"The emotions that fall under the category of 'aversion' are, in one sense, the mirror opposite of the category of attachment, though all these afflictive emotions include an 'attachment' to a particular outcome. Typically, aversions are easier to recognize as 'negative' states. Instead of wanting or desiring to possess some object, goal, or inner experience, we want to avoid, stop, move away from, or distance ourselves from an object or experience. The emotions that fall under this category include anger, frustration, rage, meanness, cruelty, irritation, dislike, repulsion, fear, anxiety, resentment, envy or jealousy, impatience, self-hatred, self-loathing, and annoyance. Anxiety or worry may not always be the result of an aversion, but they represent a type of fear. For instance, we may be anxious that a party we've planned will go well. In this case, our worry may seem to be 'caused' by our attachment to wanting a successful party, but the actual worry arises from an aversion to a negative outcome and the feelings that will generate. Thus, we seek to avoid or move away from that possibility.

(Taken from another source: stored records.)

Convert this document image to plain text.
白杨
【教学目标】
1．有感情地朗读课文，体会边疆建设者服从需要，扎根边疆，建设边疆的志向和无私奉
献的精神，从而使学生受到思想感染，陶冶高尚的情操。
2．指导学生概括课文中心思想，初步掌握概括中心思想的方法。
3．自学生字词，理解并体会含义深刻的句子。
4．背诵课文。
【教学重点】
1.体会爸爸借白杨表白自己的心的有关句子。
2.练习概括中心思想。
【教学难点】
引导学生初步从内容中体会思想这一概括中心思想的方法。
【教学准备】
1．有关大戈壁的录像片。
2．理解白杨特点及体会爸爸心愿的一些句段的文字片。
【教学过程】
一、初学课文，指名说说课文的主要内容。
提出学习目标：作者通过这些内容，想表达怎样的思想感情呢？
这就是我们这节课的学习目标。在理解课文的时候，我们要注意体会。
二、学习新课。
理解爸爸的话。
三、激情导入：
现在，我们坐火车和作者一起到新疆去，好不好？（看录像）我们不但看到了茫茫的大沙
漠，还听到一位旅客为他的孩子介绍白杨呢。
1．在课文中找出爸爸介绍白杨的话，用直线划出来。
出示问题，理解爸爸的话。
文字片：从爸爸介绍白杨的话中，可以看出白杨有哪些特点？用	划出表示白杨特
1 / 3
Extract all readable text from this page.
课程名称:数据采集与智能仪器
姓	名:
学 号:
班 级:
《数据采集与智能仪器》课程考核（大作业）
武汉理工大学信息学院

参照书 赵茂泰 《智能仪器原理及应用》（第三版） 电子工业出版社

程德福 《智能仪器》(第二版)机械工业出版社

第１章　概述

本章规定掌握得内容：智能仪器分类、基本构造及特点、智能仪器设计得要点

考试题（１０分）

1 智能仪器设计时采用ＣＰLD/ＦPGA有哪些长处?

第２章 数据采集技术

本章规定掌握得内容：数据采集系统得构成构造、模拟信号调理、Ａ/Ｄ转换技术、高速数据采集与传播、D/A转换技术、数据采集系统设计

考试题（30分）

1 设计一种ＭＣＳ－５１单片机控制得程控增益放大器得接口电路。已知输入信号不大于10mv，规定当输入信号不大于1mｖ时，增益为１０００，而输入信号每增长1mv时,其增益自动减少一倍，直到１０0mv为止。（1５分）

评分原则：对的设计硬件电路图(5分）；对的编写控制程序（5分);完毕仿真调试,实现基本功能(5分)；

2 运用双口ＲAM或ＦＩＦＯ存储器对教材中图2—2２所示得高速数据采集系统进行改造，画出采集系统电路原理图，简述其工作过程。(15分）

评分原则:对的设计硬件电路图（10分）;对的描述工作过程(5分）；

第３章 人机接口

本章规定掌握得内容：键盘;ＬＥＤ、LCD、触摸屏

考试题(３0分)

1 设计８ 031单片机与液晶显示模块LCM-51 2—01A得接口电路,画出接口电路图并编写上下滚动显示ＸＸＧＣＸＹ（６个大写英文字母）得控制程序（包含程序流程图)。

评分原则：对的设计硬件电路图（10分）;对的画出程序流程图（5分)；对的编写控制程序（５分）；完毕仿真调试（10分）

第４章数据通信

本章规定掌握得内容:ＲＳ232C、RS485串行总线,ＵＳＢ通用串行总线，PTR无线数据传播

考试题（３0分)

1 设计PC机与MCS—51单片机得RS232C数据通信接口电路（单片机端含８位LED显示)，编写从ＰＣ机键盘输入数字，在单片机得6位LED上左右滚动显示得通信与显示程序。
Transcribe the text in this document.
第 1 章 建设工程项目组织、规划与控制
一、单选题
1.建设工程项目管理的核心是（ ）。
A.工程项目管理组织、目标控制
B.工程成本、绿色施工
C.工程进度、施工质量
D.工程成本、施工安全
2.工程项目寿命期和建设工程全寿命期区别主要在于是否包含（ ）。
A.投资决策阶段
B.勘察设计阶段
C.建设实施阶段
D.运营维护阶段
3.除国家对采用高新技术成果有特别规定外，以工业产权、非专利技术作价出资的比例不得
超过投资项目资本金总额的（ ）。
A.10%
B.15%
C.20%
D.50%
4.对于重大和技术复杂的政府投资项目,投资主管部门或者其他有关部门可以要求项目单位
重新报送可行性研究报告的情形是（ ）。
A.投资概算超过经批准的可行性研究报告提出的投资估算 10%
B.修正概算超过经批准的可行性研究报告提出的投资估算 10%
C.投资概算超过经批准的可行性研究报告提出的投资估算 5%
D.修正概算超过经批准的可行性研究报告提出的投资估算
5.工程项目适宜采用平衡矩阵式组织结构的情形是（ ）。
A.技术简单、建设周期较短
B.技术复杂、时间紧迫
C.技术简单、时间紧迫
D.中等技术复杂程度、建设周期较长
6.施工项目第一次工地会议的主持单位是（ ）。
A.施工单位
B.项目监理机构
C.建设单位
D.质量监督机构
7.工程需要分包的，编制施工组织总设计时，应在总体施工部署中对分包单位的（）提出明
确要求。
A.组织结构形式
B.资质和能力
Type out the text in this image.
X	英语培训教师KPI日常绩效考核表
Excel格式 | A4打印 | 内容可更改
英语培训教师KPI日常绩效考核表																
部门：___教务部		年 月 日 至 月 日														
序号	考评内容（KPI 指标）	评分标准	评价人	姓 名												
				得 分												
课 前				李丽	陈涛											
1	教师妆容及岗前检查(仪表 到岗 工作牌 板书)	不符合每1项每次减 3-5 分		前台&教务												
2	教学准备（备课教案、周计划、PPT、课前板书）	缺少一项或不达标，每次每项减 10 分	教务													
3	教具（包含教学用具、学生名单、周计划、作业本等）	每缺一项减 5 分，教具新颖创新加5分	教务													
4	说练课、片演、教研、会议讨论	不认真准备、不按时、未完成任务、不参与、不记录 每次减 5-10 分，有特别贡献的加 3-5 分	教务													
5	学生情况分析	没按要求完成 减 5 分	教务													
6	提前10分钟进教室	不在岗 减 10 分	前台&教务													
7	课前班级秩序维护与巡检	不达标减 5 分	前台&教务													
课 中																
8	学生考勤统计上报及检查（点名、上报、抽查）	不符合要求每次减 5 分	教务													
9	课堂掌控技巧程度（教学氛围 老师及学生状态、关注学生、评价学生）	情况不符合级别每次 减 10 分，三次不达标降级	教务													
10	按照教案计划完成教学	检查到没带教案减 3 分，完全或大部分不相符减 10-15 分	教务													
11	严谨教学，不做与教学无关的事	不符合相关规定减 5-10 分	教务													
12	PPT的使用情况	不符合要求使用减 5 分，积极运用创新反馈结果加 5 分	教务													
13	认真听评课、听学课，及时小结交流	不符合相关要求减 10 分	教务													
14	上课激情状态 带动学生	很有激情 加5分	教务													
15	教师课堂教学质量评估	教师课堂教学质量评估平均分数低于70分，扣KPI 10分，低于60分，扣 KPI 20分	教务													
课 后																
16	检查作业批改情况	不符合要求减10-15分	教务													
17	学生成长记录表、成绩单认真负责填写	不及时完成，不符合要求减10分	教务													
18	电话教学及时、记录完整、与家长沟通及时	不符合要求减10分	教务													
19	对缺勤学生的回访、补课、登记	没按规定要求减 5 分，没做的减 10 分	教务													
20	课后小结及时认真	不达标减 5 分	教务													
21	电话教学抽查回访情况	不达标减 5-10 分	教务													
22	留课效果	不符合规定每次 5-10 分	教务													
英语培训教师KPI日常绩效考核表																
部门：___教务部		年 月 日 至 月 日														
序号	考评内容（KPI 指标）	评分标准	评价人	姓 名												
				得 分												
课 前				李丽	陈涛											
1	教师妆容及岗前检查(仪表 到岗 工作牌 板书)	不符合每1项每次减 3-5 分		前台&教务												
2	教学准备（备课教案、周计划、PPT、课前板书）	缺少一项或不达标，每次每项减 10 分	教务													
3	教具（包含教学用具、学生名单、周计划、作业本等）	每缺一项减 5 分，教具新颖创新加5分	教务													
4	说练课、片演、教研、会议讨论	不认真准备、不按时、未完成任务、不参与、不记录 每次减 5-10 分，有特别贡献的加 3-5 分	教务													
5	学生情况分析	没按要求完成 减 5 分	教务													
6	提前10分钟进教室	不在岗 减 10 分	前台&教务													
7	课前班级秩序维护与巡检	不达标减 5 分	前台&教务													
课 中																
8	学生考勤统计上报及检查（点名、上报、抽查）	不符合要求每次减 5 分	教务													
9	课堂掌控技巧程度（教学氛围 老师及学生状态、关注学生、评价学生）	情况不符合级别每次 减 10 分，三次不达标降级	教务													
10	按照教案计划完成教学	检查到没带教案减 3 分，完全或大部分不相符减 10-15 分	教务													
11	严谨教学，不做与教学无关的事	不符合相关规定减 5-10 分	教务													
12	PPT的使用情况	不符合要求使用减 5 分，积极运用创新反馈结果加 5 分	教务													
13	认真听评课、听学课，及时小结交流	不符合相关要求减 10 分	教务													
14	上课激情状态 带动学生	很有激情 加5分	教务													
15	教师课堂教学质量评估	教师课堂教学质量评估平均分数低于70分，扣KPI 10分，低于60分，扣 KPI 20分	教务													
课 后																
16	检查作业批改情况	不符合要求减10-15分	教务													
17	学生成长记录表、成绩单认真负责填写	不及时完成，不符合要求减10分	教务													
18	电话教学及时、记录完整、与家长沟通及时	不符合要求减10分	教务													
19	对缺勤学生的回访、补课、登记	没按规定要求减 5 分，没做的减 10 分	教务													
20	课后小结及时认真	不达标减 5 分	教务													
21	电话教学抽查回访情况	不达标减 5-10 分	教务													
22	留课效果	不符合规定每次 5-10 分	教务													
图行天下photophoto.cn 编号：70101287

"Aversion arises when something occurs in the world that we want to deny or avoid or that we disagree with. Aversion is closely connected to discomfort. In fact, we can say it arises in dependence upon discomfort just like attachment arises in dependence upon 'comfort' or pleasantness. We may feel discomfort with contrary beliefs, points of view, or ideas. We may feel discomfort with what we consider an unattractive or crass person or with a person from a culture, ethnicity, or background that's strange or unfamiliar to us. Where this gets tricky is that our sense of moral righteousness typically rests on what we judge as 'wrong,' those things in the world or ourselves that we want to change. In some situations, we might consider our anger as legitimate (and thus 'positive'), such as when we feel anger upon encountering a clear injustice like murder or war. However, all anger is considered an afflictive emotion in that it disturbs the mind and needs transforming, no matter how 'justified' it is."